IntegrityError: UNIQUE constraint failed: ChromCount.Name

In [324]:
cursor.execute('INSERT INTO ChromCount (Name, DipChromCount) '\
               'VALUES ("Iris-test2", 10)')

<sqlite3.Cursor at 0x10b7a6500>

In [325]:
cursor.execute('SELECT * FROM ChromCount').fetchall()

[(u'Iris-setosa', 38),
 (u'Iris-versicolor', 108),
 (u'Iris-virginica', 70),
 (u'Iris-test', None),
 (u'Iris-test2', 10)]

In [352]:
new_df = pd.DataFrame({'Name':['Iris-test', 'Iris-test2'],
                      'DipChromCount':[12, 10]})
iris_cc_df = iris_cc_df.append(new_df, ignore_index=True)

In [353]:
iris_cc_df

Unnamed: 0,DipChromCount,Name
0,38,Iris-setosa
1,108,Iris-versicolor
2,70,Iris-virginica
3,12,Iris-test
4,10,Iris-test2


### Delete a record/row

In [328]:
cursor.execute('DELETE FROM ChromCount '\
               'WHERE Name LIKE "Iris-test%"')

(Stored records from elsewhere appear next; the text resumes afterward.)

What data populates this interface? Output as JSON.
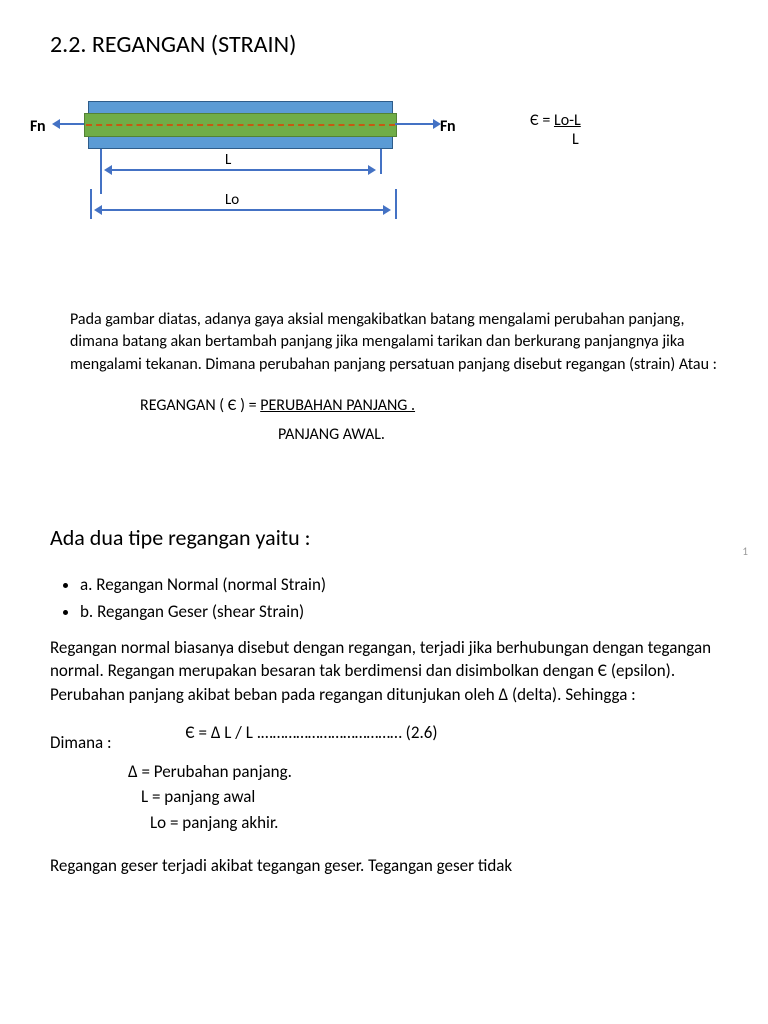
{
  "title": "2.2. REGANGAN (STRAIN)",
  "diagram": {
    "fn_left": "Fn",
    "fn_right": "Fn",
    "label_L": "L",
    "label_Lo": "Lo",
    "bar_outer_color": "#5b9bd5",
    "bar_inner_color": "#70ad47",
    "dash_color": "#c55a11",
    "arrow_color": "#4472c4"
  },
  "formula": {
    "lhs": "Є =",
    "numerator": "Lo-L",
    "denominator": "L"
  },
  "para1": "Pada gambar diatas, adanya gaya aksial mengakibatkan  batang mengalami perubahan panjang, dimana batang akan  bertambah panjang jika mengalami tarikan  dan berkurang panjangnya jika mengalami tekanan. Dimana perubahan panjang  persatuan panjang disebut regangan (strain) Atau :",
  "definition": {
    "lhs": "REGANGAN ( Є ) =",
    "numerator": "PERUBAHAN PANJANG .",
    "denominator": "PANJANG AWAL."
  },
  "page_number": "1",
  "section2": {
    "heading": "Ada dua tipe regangan yaitu :",
    "bullets": [
      "a. Regangan Normal (normal Strain)",
      "b. Regangan Geser (shear Strain)"
    ],
    "para": "Regangan normal biasanya disebut dengan regangan, terjadi jika berhubungan dengan tegangan normal. Regangan merupakan besaran tak berdimensi dan disimbolkan dengan   Є  (epsilon). Perubahan panjang akibat  beban pada regangan  ditunjukan oleh  Δ  (delta). Sehingga  :",
    "dimana_label": "Dimana :",
    "equation": "Є    =    Δ L / L .………………………………   (2.6)",
    "defs": [
      "Δ  = Perubahan panjang.",
      "L = panjang awal",
      "Lo  = panjang akhir."
    ],
    "cutoff": "Regangan geser terjadi akibat tegangan geser. Tegangan geser tidak"
  }
}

<sqlite3.Cursor at 0x10b7a6500>

In [418]:
cursor.execute('SELECT * FROM ChromCount').fetchall()

[(u'Iris-setosa', 38), (u'Iris-versicolor', 108), (u'Iris-virginica', 70)]

In [367]:
iris_cc_df.drop(iris_cc_df[iris_cc_df.Name.str.match('Iris-test')].index)

Unnamed: 0,DipChromCount,Name
0,38,Iris-setosa
1,108,Iris-versicolor
2,70,Iris-virginica


In [369]:
iris_cc_df = iris_cc_df[~iris_cc_df.Name.str.match('Iris-test')]

In [370]:
iris_cc_df

Unnamed: 0,DipChromCount,Name
0,38,Iris-setosa
1,108,Iris-versicolor
2,70,Iris-virginica


### Insert a new attribute or column

In [407]:
# get all columns
cursor.execute('select sql FROM sqlite_master '\
               'WHERE tbl_name="ChromCount"').fetchall()

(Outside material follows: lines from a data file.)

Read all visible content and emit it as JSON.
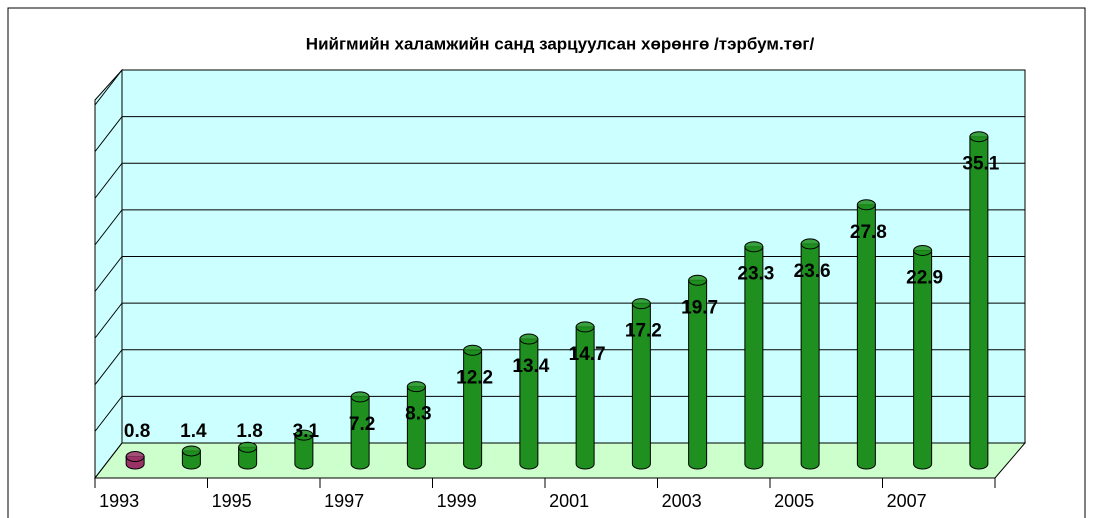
{
  "chart_data": {
    "type": "bar3d",
    "title": "Нийгмийн халамжийн санд зарцуулсан хөрөнгө /тэрбум.төг/",
    "categories": [
      "1993",
      null,
      "1995",
      null,
      "1997",
      null,
      "1999",
      null,
      "2001",
      null,
      "2003",
      null,
      "2005",
      null,
      "2007",
      null
    ],
    "values": [
      0.8,
      1.4,
      1.8,
      3.1,
      7.2,
      8.3,
      12.2,
      13.4,
      14.7,
      17.2,
      19.7,
      23.3,
      23.6,
      27.8,
      22.9,
      35.1
    ],
    "colors": [
      "#993366",
      "#1f8f1f",
      "#1f8f1f",
      "#1f8f1f",
      "#1f8f1f",
      "#1f8f1f",
      "#1f8f1f",
      "#1f8f1f",
      "#1f8f1f",
      "#1f8f1f",
      "#1f8f1f",
      "#1f8f1f",
      "#1f8f1f",
      "#1f8f1f",
      "#1f8f1f",
      "#1f8f1f"
    ],
    "ylim": [
      0,
      40
    ],
    "yticks": [
      0,
      5,
      10,
      15,
      20,
      25,
      30,
      35,
      40
    ],
    "grid": true
  }
}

[(u'CREATE TABLE "ChromCount" (\n\t`Name`\tTEXT NOT NULL,\n\t`DipChromCount`\tNUMERIC, Test,\n\tPRIMARY KEY(`Name`)\n)',),
 (None,)]

In [411]:
cursor.execute('ALTER TABLE ChromCount '\
               'ADD Test INTEGER')

<sqlite3.Cursor at 0x10b7a6500>

In [419]:
cursor.execute('SELECT * FROM ChromCount').fetchall()

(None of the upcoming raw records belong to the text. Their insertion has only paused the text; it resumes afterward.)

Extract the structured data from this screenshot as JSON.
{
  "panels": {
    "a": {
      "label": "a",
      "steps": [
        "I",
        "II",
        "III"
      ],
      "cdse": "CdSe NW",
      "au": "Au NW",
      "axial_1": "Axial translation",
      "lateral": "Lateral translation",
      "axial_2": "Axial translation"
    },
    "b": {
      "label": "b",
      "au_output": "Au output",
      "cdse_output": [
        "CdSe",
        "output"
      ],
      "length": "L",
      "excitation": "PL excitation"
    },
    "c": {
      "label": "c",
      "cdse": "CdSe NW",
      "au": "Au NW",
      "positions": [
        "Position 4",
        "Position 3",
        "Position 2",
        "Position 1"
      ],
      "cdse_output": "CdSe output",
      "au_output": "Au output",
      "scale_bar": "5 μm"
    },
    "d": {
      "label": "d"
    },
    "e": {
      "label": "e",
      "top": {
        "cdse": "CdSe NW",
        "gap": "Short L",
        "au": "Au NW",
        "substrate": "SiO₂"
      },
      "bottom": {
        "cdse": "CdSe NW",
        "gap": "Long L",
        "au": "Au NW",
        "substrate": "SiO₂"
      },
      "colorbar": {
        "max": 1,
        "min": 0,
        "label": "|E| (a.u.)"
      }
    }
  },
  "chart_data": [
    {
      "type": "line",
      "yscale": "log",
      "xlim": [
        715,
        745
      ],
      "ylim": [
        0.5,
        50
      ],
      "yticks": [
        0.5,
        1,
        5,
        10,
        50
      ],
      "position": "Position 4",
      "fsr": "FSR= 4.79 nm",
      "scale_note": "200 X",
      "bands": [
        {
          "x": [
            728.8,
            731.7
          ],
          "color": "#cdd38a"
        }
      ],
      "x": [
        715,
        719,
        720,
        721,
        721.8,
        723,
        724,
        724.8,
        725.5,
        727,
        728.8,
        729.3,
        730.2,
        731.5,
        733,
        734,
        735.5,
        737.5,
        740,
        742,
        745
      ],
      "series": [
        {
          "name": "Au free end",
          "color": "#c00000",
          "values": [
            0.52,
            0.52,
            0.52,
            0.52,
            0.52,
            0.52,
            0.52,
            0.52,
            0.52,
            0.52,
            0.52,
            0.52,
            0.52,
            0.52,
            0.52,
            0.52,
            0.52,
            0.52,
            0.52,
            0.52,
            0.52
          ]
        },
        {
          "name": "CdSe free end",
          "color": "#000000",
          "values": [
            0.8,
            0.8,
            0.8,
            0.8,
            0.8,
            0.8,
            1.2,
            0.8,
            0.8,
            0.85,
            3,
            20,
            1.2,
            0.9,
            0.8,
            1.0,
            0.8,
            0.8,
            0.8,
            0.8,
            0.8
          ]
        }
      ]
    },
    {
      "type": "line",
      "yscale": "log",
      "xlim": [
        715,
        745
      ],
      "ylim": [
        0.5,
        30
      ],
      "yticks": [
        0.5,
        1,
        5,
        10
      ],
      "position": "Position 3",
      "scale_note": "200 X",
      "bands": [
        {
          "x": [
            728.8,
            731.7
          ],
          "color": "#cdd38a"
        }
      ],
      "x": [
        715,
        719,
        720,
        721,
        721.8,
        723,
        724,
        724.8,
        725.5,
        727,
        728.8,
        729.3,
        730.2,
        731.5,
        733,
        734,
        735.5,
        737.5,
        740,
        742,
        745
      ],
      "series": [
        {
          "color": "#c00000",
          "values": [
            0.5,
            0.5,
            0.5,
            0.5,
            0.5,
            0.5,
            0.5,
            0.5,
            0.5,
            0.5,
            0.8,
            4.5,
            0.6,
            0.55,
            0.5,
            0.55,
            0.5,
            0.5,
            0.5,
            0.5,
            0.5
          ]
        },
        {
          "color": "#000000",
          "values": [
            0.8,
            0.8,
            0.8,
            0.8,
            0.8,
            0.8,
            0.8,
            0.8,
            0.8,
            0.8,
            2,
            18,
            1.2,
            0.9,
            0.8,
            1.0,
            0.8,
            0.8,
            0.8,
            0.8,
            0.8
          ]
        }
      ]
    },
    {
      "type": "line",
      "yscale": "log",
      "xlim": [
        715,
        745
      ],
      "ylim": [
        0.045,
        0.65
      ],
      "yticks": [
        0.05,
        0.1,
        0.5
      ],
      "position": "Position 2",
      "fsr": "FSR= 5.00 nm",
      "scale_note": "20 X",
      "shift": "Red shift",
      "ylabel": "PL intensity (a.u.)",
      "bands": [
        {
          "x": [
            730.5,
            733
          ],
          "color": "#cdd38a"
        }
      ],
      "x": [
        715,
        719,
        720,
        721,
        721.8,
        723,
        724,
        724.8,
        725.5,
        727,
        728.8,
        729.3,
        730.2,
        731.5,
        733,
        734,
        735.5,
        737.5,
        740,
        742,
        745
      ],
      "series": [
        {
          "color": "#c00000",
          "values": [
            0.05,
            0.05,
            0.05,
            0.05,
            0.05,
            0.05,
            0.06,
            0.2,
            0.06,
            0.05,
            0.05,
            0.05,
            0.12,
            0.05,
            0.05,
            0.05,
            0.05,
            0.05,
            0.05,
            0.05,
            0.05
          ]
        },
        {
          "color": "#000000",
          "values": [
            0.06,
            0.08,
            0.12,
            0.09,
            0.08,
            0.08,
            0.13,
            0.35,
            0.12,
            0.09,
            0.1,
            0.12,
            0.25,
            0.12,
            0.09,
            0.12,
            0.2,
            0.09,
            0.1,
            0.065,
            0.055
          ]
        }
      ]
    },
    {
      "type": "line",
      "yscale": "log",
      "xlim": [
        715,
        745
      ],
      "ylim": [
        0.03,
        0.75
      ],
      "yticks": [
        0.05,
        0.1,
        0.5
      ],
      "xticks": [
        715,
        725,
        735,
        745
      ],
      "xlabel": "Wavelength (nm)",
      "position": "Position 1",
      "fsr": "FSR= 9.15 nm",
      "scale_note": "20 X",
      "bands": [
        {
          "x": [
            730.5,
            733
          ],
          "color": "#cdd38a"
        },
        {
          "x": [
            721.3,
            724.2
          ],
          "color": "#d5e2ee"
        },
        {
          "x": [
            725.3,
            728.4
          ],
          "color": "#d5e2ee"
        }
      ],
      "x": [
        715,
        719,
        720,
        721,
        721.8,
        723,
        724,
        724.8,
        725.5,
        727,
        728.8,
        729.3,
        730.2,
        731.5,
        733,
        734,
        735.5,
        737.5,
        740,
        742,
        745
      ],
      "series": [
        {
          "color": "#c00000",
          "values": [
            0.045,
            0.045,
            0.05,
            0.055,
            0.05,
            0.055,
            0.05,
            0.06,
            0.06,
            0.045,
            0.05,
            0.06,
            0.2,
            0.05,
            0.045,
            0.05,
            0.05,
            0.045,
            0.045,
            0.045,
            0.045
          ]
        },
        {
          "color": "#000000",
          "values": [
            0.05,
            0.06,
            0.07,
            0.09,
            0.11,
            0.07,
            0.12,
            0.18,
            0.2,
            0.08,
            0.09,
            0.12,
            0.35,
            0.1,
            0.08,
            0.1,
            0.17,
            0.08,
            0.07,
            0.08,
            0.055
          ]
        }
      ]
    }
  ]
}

[(u'Iris-setosa', 38), (u'Iris-versicolor', 108), (u'Iris-virginica', 70)]

In [387]:
iris_cc_df.insert(len(iris_cc_df.columns), 'Test', [10,20,30])

In [388]:
iris_cc_df

Unnamed: 0,DipChromCount,Name,Test
0,38,Iris-setosa,10
1,108,Iris-versicolor,20
2,70,Iris-virginica,30


### Delete a column

In [414]:
# NOT SUPPORTED BY SQLITE
cursor.execute('ALTER TABLE "ChromCount" DROP COLUMN Test')

OperationalError: near "DROP": syntax error

In [389]:
iris_cc_df = iris_cc_df.drop('Test', axis=1)

In [390]:
iris_cc_df

Unnamed: 0,DipChromCount,Name
0,38,Iris-setosa
1,108,Iris-versicolor
2,70,Iris-virginica